At the party, Laxton and Hurt reminisced about their favorite Crisp-isms, including a line he once said at an Alcoholics Anonymous meeting: "It doesn't matter how much you drink -- never be anonymous!" In addition to musing about the possibility of a musical spin-off ( Quentin: The Second Coming ) and sharing memories of the shoot, Hurt recounted his first gay role as "a young man who gets picked up in the underground" in the 1964 play Inadmissible Evidence .
While besieged by fans eager to take photos with her, Kurtz shared that, were Crisp still with us, he "would revel in this attention yet be shy." Kurtz filmed her Englishman scenes in between brief breaks from Pushing Daisies . As for what else she's been up to lately, she responded, "I have become the guest star 'ho. I did Nurse Jackie with Edie Falco. Blythe Danner and I play a gay couple. I did Desperate Housewives , Heroes , and Law & Order . I played a corrupt judge and got taken away by Chris Meloni -- so I can die happy."

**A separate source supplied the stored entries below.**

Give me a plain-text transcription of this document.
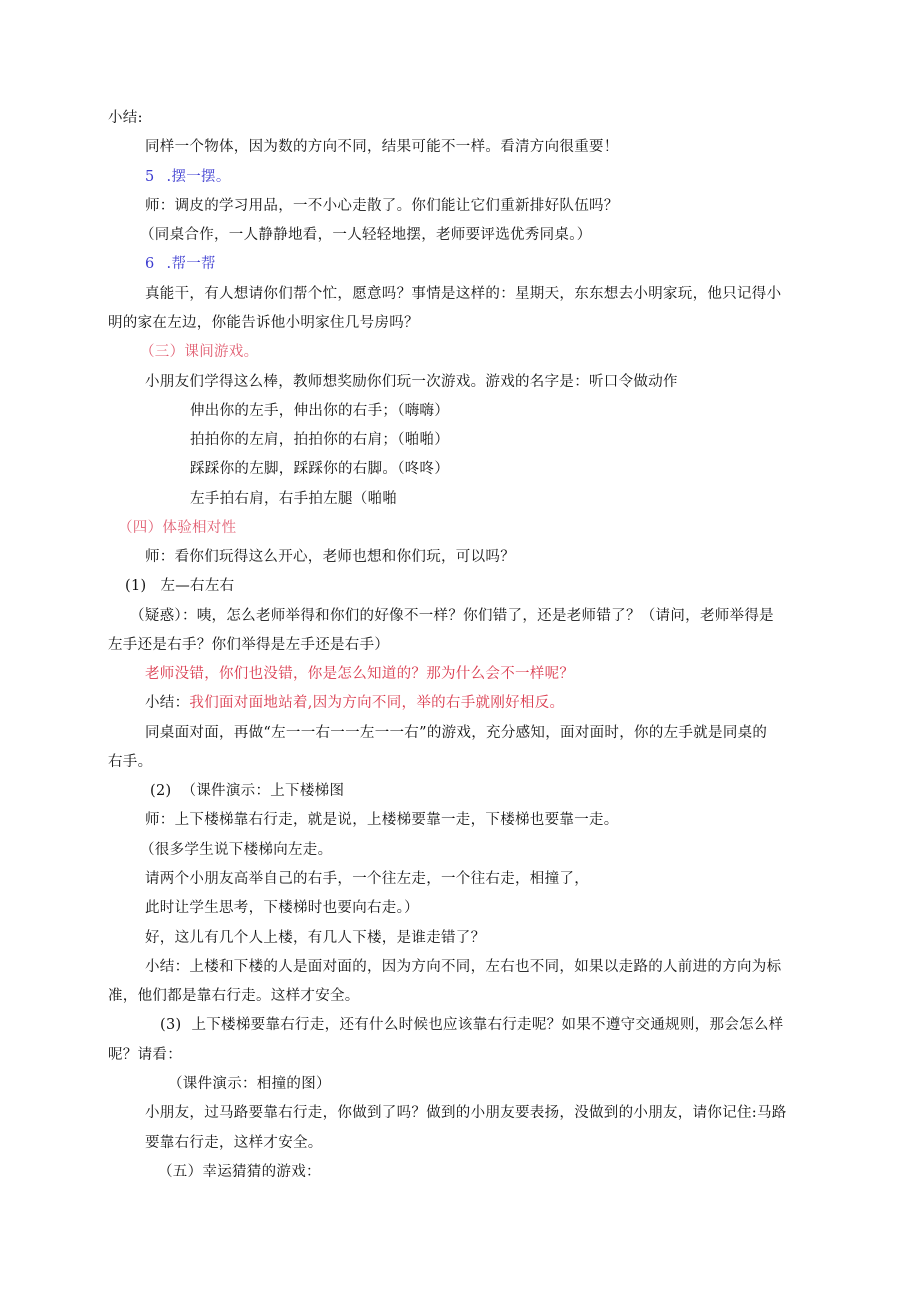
小结:
同样一个物体，因为数的方向不同，结果可能不一样。看清方向很重要！
5 .摆一摆。
师：调皮的学习用品，一不小心走散了。你们能让它们重新排好队伍吗？
（同桌合作，一人静静地看，一人轻轻地摆，老师要评选优秀同桌。）
6 .帮一帮
真能干，有人想请你们帮个忙，愿意吗？事情是这样的：星期天，东东想去小明家玩，他只记得小
明的家在左边，你能告诉他小明家住几号房吗？
（三）课间游戏。
小朋友们学得这么棒，教师想奖励你们玩一次游戏。游戏的名字是：听口令做动作
伸出你的左手，伸出你的右手；（嗨嗨）
拍拍你的左肩，拍拍你的右肩；（啪啪）
踩踩你的左脚，踩踩你的右脚。（咚咚）
左手拍右肩，右手拍左腿（啪啪
（四）体验相对性
师：看你们玩得这么开心，老师也想和你们玩，可以吗？
(1) 左—右左右
（疑惑）：咦，怎么老师举得和你们的好像不一样？你们错了，还是老师错了？（请问，老师举得是
左手还是右手？你们举得是左手还是右手）
老师没错，你们也没错，你是怎么知道的？那为什么会不一样呢？
小结：我们面对面地站着,因为方向不同，举的右手就刚好相反。
同桌面对面，再做“左一一右一一左一一右”的游戏，充分感知，面对面时，你的左手就是同桌的
右手。
(2) （课件演示：上下楼梯图
师：上下楼梯靠右行走，就是说，上楼梯要靠一走，下楼梯也要靠一走。
（很多学生说下楼梯向左走。
请两个小朋友高举自己的右手，一个往左走，一个往右走，相撞了，
此时让学生思考，下楼梯时也要向右走。）
好，这儿有几个人上楼，有几人下楼，是谁走错了？
小结：上楼和下楼的人是面对面的，因为方向不同，左右也不同，如果以走路的人前进的方向为标
准，他们都是靠右行走。这样才安全。
(3) 上下楼梯要靠右行走，还有什么时候也应该靠右行走呢？如果不遵守交通规则，那会怎么样
呢？请看：
（课件演示：相撞的图）
小朋友，过马路要靠右行走，你做到了吗？做到的小朋友要表扬，没做到的小朋友，请你记住:马路
要靠右行走，这样才安全。
（五）幸运猜猜的游戏：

There was certainly a criminal element, as well as climactic brutal violence, in The Fish Child , Argentinean director Lucia Puenzo's follow-up to her acclaimed 2007 debut, XXY . A noir-tinged lesbian romance, it follows a young woman's pursuit of her dysfunctional family's troubled Paraguayan maid.

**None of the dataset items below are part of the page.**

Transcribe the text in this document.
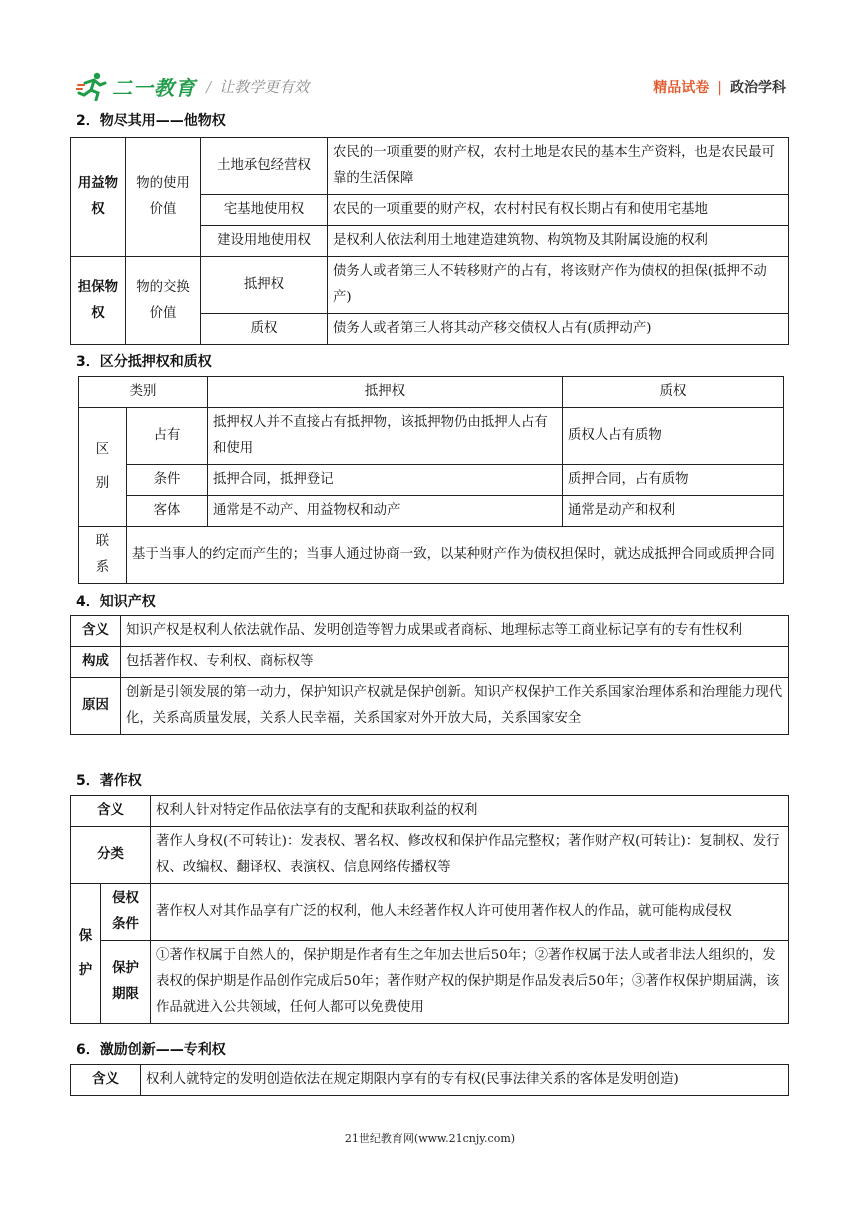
二一教育 / 让教学更有效	精品试卷 | 政治学科
2．物尽其用——他物权
用益物权	物的使用价值	土地承包经营权	农民的一项重要的财产权，农村土地是农民的基本生产资料，也是农民最可靠的生活保障
		宅基地使用权	农民的一项重要的财产权，农村村民有权长期占有和使用宅基地
		建设用地使用权	是权利人依法利用土地建造建筑物、构筑物及其附属设施的权利
担保物权	物的交换价值	抵押权	债务人或者第三人不转移财产的占有，将该财产作为债权的担保(抵押不动产)
		质权	债务人或者第三人将其动产移交债权人占有(质押动产)
3．区分抵押权和质权
类别		抵押权	质权

区
别	占有	抵押权人并不直接占有抵押物，该抵押物仍由抵押人占有和使用	质权人占有质物
	条件	抵押合同，抵押登记	质押合同，占有质物
	客体	通常是不动产、用益物权和动产	通常是动产和权利

联
系	基于当事人的约定而产生的；当事人通过协商一致，以某种财产作为债权担保时，就达成抵押合同或质押合同		
4．知识产权
含义	知识产权是权利人依法就作品、发明创造等智力成果或者商标、地理标志等工商业标记享有的专有性权利
构成	包括著作权、专利权、商标权等
原因	创新是引领发展的第一动力，保护知识产权就是保护创新。知识产权保护工作关系国家治理体系和治理能力现代化，关系高质量发展，关系人民幸福，关系国家对外开放大局，关系国家安全
5．著作权
含义		权利人针对特定作品依法享有的支配和获取利益的权利
分类		著作人身权(不可转让)：发表权、署名权、修改权和保护作品完整权；著作财产权(可转让)：复制权、发行权、改编权、翻译权、表演权、信息网络传播权等

保
护	侵权条件	著作权人对其作品享有广泛的权利，他人未经著作权人许可使用著作权人的作品，就可能构成侵权
	保护期限	①著作权属于自然人的，保护期是作者有生之年加去世后50年；②著作权属于法人或者非法人组织的，发表权的保护期是作品创作完成后50年；著作财产权的保护期是作品发表后50年；③著作权保护期届满，该作品就进入公共领域，任何人都可以免费使用
6．激励创新——专利权
含义	权利人就特定的发明创造依法在规定期限内享有的专有权(民事法律关系的客体是发明创造)
21世纪教育网(www.21cnjy.com)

Another lesbian couple faced familial adversity (albeit thankfully without violence) in director Nicole Opper's documentary Off And Running (another successful fruit of the Tribeca All Access Program). A happy-go-lucky teenager, Avery is the adopted African-American daughter of a pair of loving Jewish lesbians. Raised in a multicultural household -- an older brother is mixed race, and a younger sibling is Korean -- Avery receives a letter from her biological mother, which sets off an identity crisis that ultimately causes chaos, separation, and pain for her adoptive family.
More pain resulting from betrayal of loved ones, as well as a gays-in-the-military issue, lie at the heart of director Bette Gordon's Handsome Harry . Likened to Far From Heaven by one of its producers, Harry begins as a dying Steve Buscemi asks his former Navy comrade (Jamey Sheridan) to deliver a long-overdue apology to another ex-sailor over a woeful event from their past. Much more lighthearted whilst queer-inclusive was A Matter of Size , an Israeli comedy about wannabe Sumo wrestlers, and Woody Allen's fest opener Whatever Works , which included a gay supporting character played by Christopher Evan Welch.
LGBT-themed films came up empty-handed in the festival's awards categories, but the unofficial winner of most controversial Tribeca 2009 feature most likely goes to Outrage . The premiere of Kirby Dick's much buzzed about documentary concerning antigay closeted politicians and those devoted to outing them was attended by one of its subjects, former New Jersey governor Jim McGreevey. McGreevey later bowed out of a Tribeca Talks panel on the film due to "scheduling conflicts." But you can talk amongst yourselves about Outrage , which hits theaters nationwide compliments of Magnolia Pictures on May 15th.